Justyna dyplomatycznie zignorowała jego słowa, oczekując na to, co powie jej Sebastian, który póki co zawzięcie analizował tekst.

Sam Brodzki nie mógł ukryć zadowolenia, bowiem dowiedział się, że na portalu społecznościowym Kruczko Maks odkrył zdjęcie z denatem na dzień przed jego śmiercią. Fotografia była przytwierdzona zszywką do pozostałych kartek, więc mógł swobodnie obejrzeć najpierw twarz kobiety w wieku około czterdziestu lat. Była naprawdę ładna i Sebastian zaczął podejrzewać, że to faktycznie ona mogła pomóc Radosławowi Podolskiemu odejść na tamten świat. Zmarszczył delikatnie brwi, oglądając tym razem roześmianą twarz denata.

Coś mu bardzo śmierdziało w tym zdjęciu i czuł, że to właśnie ono mogło być przełomem.

Zaczął jeszcze uważniej oglądać fotografię, ale do pokoju wpadła Węcińska i skutecznie przerwała jego rozmyślania, bowiem przystanęła obok niego, witając się przy okazji lakonicznie ze zgromadzonymi.

— Pokaż — bąknęła, więc podał jej notatki.

Tosia chwilę czytała ich treść, by po upływie tego czasu zwrócić kartki partnerowi.

— Okej, mamy zdjęcie Podolskiego i Kruczko razem, mamy informacje, że na portalach społecznościowych często zamieszczała ich wspólne zdjęcia, a przy tym oznaczała je dość jednoznacznymi hasztagami.
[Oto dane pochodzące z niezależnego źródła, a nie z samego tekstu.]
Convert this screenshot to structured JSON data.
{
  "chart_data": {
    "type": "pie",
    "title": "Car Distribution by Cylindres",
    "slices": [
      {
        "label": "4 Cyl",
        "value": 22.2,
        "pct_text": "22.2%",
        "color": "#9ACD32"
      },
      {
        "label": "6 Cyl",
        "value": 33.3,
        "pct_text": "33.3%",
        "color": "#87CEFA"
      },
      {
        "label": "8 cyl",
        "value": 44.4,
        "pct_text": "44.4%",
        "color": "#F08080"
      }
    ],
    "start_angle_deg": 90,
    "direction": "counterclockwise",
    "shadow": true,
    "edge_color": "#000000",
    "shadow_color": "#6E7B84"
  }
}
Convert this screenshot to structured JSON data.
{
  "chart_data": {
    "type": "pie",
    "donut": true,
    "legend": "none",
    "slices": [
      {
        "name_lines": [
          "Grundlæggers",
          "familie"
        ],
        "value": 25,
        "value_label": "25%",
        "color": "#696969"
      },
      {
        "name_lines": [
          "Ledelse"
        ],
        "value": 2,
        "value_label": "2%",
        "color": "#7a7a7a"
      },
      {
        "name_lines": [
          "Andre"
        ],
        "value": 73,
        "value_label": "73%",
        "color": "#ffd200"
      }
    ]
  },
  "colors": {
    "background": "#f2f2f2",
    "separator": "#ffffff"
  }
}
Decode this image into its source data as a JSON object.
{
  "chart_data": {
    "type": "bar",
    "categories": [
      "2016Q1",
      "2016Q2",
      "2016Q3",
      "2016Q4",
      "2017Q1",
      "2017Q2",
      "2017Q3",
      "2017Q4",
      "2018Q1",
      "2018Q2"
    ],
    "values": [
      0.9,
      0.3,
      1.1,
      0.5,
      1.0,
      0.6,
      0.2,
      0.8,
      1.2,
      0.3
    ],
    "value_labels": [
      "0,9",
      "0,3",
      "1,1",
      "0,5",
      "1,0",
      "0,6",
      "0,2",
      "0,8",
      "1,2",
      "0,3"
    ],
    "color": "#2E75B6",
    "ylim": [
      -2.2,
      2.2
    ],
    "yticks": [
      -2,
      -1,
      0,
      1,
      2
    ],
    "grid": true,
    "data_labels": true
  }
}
Oprócz tego ta dwójka miała za sobą wspólny epizod w jednej z partii parę lat temu — podsumował wszystko, co znalazło się w notatkach Justyny.

— Dokładnie tak — przyznał Maks, zawzięcie naciskając kolejne przyciski klawiatury. — Wejście na komunikatory i rozmowy prywatne trochę mi zajmie, ale jak w nocy przysiądę, to mam nadzieję, że na jutro dam radę się wyrobić — dodał jeszcze, wciąż nie odrywając wzroku od komputera.

— Super, w takim razie mamy już na czym się zaczepić. Trzeba rozpytać jak najszybciej tą laskę. Najlepiej jutro. Zrobimy to szybko, a potem, żółtodziobie, może pasują ci jakieś małe działania operacyjne? — zwrócił się do Tosi.

— A co, chcesz się odciąć od sprawy? — odpowiedziała pytaniem na pytanie, uśmiechając się chytrze.

— Może... — rzucił z podobnym uśmiechem na ustach.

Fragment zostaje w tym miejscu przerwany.